Deconstruction, in particular, is everywhere. Soups come out with their braised, roasted and chopped solid ingredients composed like a still life in their bowls, before the server pours the broth over them at table. Thus my chestnut soup arrived with cooked vegetables composed around its silky, chilled foie gras center all of which were then coated in a warm, savory broth. Cold peanut soup arrives with its roasted peanuts and microgreens awaiting a pour of cool, creamy broth.

The best deconstruction on the menu has to be the Eisenhower Stew, a perfectly cooked piece of beef served with tender root vegetables sitting atop a velvety brown sauce. It's so good, we ordered it twice. Also good is the BBQ beef short ribs with Hoppin' John, another perfectly cooked piece of tender beef with assertive smoke flavor and a little spice. It's served with a historical (yet surprisingly trendy) side of black eyed peas with rice. Less delicious, but still interesting was the cornmeal-crusted croaker with succotash, which was bland compared to the other dishes. It is no longer on the menu, as the restaurant has changed its offerings with the seasons.

Salads provide fresh balance to the meat and seafood heavy entrees. A Harvard beet salad comes with a mix of deeply red beets, half roasted and half shredded. The Waldorf salad is tasty, although takes the modernism a bit far by compressing apples with "celery essence" rather than just including celery. I'm not even sure what compressing an apple would involve, for that matter.

The bread basket, easily skipped at other restaurants, is worth getting here, heaped with fresh hot buttermilk biscuits served with a mixture of butter and blackberry jam. And then there's those hush puppies. Mmmm. They come with a special butter too, this one blended with sorghum for added sweetness.

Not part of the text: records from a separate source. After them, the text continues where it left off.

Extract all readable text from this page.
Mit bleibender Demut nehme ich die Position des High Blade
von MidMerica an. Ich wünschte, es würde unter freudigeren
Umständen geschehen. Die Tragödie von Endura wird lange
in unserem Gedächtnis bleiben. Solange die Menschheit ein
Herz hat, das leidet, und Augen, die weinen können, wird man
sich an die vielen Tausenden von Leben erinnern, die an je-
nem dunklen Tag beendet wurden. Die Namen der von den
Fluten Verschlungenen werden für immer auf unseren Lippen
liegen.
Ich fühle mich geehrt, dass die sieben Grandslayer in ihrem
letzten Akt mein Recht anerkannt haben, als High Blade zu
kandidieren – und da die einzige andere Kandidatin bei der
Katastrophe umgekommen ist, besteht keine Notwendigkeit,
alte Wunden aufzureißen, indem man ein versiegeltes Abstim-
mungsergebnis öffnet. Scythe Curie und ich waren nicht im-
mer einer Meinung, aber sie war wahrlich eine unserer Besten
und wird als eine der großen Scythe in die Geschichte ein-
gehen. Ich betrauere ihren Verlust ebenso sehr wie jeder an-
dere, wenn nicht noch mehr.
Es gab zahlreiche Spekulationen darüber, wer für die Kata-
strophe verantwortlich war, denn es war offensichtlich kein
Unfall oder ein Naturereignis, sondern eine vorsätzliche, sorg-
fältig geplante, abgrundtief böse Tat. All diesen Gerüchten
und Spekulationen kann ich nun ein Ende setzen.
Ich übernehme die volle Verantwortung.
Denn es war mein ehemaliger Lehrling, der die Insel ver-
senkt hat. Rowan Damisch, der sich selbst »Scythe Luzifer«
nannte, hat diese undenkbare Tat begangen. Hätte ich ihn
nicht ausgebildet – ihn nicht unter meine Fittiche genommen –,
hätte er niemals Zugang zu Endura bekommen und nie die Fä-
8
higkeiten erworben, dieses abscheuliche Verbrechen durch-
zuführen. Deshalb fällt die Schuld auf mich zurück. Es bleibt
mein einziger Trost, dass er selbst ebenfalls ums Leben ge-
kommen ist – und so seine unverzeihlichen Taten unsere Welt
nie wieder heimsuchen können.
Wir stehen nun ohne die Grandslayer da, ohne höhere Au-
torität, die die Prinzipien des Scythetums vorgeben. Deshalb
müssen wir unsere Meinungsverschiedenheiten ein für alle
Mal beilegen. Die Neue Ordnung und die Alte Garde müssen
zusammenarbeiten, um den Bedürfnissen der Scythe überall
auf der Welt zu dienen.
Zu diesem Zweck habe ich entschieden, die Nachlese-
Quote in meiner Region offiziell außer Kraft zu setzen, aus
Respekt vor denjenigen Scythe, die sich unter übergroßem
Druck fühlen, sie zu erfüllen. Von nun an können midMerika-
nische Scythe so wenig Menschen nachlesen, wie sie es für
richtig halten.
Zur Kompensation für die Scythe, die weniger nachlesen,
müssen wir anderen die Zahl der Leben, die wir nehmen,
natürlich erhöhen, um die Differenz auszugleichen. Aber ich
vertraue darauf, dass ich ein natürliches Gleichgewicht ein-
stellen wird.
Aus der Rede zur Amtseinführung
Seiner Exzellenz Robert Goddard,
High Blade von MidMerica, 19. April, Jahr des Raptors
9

America Eats was never meant to be permanent, but in the last 7 months, it has distinguished itself as the most creative of Andres' four moderately price downtown establishments. Already extended from its originally planned closing this month, America Eats is due to go dark on July 4, 2012, at which time the space will be renovated to expand his restaurant-within-a-restaurant Minibar from 6 seats to 18 and use the rest of the space as the corporate offices of his business, Think Food Group. When Cafe Atlantico was first closed, there was talk it would reappear elsewhere (it has not). I hope there's talk of keeping this around somehow. I'd love to see a continuing revolving menu of modern takes on historic dishes--seems like an endless supply of inspiration meets innovation.

1 comment:

  1. Agreed. I wouldn't mind at all if America Eats sticks around -- as long as they keep that Eisenhower stew on the menu.